Hochaufgerichtet steht das Mädel, der Bauer aber sitzt am Tisch, den schlohweißen Kopf in den Armen vergraben. „Sepp, mein Bub,“ seufzt er ein ums anderemal. Endlich erhebt er sich. „Liesl, du darfst ja gar nicht fort, du musst mir ja helfen, den Buben finden, dass ich’s gutmachen kann, was ich ihm angetan. Ich muss ihn ja rufen und weiß nit wohin ich schreien soll um mein Buben.“

„Vater, du bist mir nicht harb?“ – „Aber Dirndl, was kannst denn du dafür, Schuld trag’
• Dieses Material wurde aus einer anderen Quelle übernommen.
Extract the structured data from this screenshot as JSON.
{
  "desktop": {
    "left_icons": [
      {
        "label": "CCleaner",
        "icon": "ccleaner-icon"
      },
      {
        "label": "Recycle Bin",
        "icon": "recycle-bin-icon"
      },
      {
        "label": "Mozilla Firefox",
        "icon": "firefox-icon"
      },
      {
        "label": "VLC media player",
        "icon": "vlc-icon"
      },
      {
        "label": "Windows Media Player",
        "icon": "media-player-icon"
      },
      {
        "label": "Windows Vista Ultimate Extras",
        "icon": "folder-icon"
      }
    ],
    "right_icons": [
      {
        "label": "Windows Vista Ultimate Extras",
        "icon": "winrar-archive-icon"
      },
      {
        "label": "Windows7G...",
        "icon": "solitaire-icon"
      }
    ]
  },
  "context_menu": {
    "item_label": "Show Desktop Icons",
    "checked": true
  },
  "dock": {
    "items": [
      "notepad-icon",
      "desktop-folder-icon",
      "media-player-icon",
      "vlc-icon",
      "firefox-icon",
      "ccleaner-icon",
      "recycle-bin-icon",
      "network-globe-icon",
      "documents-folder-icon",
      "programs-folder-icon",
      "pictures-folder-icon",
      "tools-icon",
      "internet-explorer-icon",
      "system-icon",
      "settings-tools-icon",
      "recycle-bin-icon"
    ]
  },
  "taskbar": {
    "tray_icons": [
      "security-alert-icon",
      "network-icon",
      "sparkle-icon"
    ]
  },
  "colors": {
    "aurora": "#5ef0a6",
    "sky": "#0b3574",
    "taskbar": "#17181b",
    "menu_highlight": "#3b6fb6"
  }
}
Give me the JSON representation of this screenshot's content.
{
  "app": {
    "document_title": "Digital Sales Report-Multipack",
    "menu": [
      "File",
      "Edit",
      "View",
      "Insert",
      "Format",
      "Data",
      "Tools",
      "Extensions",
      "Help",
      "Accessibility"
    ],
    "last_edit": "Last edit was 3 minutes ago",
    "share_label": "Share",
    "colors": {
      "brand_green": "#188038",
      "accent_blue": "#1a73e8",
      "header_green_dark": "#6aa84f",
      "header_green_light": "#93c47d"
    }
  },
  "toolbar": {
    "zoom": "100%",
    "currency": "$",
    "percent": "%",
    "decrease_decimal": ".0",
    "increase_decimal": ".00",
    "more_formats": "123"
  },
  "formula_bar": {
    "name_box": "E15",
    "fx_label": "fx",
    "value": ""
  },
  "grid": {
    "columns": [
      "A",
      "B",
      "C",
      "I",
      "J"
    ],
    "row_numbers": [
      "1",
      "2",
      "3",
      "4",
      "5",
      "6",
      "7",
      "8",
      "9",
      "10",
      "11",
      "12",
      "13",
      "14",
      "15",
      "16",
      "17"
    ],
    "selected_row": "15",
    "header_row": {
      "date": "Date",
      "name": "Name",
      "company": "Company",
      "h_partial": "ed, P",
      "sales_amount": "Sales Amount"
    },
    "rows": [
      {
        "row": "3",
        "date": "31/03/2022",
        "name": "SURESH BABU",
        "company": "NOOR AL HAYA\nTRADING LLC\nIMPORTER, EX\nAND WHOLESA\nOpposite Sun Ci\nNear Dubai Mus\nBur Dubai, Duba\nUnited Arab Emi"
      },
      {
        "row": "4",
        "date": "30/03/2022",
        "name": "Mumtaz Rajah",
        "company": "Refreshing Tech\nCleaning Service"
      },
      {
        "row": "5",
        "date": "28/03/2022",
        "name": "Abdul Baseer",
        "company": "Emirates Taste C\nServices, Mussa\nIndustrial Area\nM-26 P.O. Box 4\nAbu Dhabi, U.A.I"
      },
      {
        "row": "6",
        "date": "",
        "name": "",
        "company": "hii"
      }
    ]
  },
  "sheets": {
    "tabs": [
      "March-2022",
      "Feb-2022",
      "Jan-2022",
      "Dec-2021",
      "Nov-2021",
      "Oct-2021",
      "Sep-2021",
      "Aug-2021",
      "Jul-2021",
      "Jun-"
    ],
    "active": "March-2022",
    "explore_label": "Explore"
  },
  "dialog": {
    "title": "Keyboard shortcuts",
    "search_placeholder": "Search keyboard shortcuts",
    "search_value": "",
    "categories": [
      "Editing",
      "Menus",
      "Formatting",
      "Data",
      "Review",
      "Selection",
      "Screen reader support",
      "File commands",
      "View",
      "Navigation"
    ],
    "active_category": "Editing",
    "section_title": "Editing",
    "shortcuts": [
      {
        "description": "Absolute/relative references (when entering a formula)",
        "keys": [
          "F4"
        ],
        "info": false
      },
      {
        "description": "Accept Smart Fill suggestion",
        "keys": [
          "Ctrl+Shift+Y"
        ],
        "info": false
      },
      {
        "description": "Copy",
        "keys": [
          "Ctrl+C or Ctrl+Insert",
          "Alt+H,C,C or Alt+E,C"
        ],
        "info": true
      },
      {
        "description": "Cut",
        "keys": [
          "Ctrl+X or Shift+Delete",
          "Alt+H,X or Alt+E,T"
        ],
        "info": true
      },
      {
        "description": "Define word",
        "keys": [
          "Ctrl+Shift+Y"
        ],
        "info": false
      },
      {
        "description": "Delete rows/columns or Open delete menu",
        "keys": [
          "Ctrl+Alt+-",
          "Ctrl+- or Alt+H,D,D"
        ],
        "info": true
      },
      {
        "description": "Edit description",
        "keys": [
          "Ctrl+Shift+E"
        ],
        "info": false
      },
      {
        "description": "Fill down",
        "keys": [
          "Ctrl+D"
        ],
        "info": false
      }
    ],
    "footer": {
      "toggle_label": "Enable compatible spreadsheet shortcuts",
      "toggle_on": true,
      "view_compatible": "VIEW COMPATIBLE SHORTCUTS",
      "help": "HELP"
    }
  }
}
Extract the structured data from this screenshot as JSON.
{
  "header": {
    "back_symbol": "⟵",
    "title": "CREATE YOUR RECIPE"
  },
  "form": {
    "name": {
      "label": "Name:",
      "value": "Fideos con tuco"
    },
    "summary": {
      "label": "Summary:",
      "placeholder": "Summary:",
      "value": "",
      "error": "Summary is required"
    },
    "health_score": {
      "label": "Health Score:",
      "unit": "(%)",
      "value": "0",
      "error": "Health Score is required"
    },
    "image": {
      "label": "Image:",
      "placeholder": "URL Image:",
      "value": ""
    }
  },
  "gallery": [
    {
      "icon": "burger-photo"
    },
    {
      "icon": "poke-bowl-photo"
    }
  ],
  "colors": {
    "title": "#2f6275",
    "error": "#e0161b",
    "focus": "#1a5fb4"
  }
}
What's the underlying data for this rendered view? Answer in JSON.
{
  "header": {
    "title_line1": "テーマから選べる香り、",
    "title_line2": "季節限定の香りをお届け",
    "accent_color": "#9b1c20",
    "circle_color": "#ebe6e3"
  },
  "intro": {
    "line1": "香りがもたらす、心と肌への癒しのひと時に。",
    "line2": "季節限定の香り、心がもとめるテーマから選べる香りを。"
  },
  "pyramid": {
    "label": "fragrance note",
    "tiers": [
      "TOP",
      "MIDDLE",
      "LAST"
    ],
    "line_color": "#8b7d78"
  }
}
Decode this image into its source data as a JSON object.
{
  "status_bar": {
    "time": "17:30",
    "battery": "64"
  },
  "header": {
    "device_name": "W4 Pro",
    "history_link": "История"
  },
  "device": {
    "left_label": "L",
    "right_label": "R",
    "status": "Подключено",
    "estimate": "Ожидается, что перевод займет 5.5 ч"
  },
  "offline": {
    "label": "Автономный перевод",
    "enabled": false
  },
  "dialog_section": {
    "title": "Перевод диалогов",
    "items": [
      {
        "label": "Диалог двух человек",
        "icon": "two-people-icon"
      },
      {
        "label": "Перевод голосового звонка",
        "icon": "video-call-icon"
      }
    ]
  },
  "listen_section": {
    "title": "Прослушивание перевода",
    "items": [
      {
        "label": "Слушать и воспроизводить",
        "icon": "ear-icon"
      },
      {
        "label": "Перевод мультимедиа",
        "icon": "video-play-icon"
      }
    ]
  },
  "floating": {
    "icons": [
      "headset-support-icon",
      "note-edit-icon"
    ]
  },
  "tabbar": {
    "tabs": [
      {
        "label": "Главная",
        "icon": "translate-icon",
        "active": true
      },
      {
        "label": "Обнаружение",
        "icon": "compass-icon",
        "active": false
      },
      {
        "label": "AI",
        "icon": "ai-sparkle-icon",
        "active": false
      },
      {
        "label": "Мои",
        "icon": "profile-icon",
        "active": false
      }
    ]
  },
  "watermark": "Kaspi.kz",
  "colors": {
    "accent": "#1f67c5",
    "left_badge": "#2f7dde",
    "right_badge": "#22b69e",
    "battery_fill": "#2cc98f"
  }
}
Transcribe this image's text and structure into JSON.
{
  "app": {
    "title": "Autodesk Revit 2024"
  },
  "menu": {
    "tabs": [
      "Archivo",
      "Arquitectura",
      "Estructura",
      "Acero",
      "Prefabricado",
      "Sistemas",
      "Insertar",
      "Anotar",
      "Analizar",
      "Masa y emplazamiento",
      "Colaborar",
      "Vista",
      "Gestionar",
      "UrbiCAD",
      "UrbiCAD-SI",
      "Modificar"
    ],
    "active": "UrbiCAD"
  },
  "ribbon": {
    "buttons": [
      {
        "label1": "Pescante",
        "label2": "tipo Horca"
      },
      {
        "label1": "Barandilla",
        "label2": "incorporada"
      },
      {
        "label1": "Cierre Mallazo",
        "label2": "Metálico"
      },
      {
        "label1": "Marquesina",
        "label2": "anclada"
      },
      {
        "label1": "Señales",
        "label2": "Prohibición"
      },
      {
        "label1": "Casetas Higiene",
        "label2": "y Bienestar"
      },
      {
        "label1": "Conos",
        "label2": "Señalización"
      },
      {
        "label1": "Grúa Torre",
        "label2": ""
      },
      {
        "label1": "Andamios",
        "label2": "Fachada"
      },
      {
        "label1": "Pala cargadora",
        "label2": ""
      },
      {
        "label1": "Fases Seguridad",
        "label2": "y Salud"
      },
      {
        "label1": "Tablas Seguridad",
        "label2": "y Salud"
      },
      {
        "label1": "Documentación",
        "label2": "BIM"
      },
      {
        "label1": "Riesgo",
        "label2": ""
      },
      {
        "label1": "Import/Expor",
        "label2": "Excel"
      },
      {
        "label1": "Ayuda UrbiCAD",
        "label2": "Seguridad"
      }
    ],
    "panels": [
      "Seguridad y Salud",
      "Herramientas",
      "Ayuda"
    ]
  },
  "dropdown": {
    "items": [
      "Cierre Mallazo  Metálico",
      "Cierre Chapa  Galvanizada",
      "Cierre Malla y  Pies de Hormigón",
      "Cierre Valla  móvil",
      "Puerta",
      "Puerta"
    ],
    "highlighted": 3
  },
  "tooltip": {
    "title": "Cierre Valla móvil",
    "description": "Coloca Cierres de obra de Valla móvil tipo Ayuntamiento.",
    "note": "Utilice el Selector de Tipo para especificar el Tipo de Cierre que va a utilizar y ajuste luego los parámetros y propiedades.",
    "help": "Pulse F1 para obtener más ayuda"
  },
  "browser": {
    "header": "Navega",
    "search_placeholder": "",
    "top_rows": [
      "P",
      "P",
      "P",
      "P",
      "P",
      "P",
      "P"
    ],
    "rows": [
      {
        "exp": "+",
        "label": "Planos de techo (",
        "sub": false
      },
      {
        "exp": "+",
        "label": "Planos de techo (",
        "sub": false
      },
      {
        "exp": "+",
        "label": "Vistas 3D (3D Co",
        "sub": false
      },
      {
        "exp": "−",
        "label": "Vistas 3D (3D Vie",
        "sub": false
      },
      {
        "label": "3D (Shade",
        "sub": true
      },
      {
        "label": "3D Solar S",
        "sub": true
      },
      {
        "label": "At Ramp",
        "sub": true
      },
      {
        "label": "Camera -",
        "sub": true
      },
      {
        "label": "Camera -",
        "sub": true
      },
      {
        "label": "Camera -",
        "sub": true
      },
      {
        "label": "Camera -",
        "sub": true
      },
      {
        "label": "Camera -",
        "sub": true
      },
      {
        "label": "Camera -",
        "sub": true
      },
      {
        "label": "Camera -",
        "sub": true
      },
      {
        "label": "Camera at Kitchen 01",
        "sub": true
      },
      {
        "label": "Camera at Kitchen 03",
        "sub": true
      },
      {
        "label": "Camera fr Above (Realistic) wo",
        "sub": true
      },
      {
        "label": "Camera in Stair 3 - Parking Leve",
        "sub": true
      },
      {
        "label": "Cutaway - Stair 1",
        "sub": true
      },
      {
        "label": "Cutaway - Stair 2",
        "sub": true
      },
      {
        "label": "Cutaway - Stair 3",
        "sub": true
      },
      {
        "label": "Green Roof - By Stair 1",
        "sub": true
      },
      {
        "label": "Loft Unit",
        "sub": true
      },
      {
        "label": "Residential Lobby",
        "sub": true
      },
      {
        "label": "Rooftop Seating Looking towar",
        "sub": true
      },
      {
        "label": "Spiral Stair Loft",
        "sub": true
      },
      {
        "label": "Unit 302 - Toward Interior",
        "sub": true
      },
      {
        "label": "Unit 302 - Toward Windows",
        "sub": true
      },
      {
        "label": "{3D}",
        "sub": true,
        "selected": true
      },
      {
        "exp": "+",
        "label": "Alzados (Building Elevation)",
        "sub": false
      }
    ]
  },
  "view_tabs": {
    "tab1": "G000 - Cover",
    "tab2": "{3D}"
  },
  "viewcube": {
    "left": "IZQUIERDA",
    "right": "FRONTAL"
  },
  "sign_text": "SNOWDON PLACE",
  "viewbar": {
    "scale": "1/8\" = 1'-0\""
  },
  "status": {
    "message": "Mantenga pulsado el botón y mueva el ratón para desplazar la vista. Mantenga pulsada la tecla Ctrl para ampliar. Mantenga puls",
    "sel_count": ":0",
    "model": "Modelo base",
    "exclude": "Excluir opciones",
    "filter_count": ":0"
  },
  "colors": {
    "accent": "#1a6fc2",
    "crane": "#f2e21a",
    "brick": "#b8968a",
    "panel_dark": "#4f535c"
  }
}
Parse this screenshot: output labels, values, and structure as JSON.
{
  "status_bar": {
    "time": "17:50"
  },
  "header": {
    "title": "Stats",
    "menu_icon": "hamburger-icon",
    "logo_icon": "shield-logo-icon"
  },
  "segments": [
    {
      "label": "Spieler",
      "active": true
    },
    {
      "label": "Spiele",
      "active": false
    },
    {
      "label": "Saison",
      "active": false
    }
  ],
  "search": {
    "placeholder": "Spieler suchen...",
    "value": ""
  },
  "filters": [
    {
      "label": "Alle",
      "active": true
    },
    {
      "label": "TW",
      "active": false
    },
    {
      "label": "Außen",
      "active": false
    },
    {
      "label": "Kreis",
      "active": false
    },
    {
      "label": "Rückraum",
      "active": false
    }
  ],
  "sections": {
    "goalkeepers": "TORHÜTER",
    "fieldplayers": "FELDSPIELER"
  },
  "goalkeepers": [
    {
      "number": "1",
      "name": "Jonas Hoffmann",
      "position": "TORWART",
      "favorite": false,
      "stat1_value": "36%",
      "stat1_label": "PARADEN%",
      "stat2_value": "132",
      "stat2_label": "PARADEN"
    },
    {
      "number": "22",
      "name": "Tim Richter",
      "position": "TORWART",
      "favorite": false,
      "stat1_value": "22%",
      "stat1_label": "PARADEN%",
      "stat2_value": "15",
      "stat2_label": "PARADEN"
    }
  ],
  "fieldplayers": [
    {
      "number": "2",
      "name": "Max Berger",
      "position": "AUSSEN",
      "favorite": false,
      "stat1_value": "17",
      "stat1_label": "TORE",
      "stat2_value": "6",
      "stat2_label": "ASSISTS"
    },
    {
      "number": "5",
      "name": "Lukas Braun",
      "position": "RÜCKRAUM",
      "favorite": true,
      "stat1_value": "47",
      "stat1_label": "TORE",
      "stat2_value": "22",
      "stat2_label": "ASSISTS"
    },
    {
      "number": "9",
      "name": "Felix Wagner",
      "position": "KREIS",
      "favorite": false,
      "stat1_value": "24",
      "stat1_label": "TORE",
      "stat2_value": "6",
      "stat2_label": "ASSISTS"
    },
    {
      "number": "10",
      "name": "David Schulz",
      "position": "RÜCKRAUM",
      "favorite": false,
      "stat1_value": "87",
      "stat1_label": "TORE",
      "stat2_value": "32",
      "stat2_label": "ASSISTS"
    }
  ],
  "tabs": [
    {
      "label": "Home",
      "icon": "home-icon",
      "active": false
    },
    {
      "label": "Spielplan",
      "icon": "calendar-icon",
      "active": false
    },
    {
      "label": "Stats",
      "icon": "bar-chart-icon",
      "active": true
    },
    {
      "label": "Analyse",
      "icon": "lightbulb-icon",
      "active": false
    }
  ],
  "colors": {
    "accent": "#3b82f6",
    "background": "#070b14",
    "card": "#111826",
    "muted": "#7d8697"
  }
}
ich, weil ich kein Vertrauen g’habt hab’.“ „Und der Jok“ sagt's Mädel leise. – „Der Herr geb’ ihm die ewige Ruhe, ich trag’ ihm nichts nach, nur wo mein Bub ist, möcht ich wissen.“

»Vater, das kann ich dir sagen, in der Stadt lebt er schlecht und recht und gibt Stunden, wenn er ein Posten hätt’, tät er mich holen, hat er geschrieben.“ – „Er hat kein’ Posten, jubelt der Bauer, „und wir brauchen einen Lehrer – und in der Stadt ist er.“ Kurzerhand reißt er dem Mädel den Brief aus der Hand; ohne Hut hastet er bald darauf dem Dorfe zu.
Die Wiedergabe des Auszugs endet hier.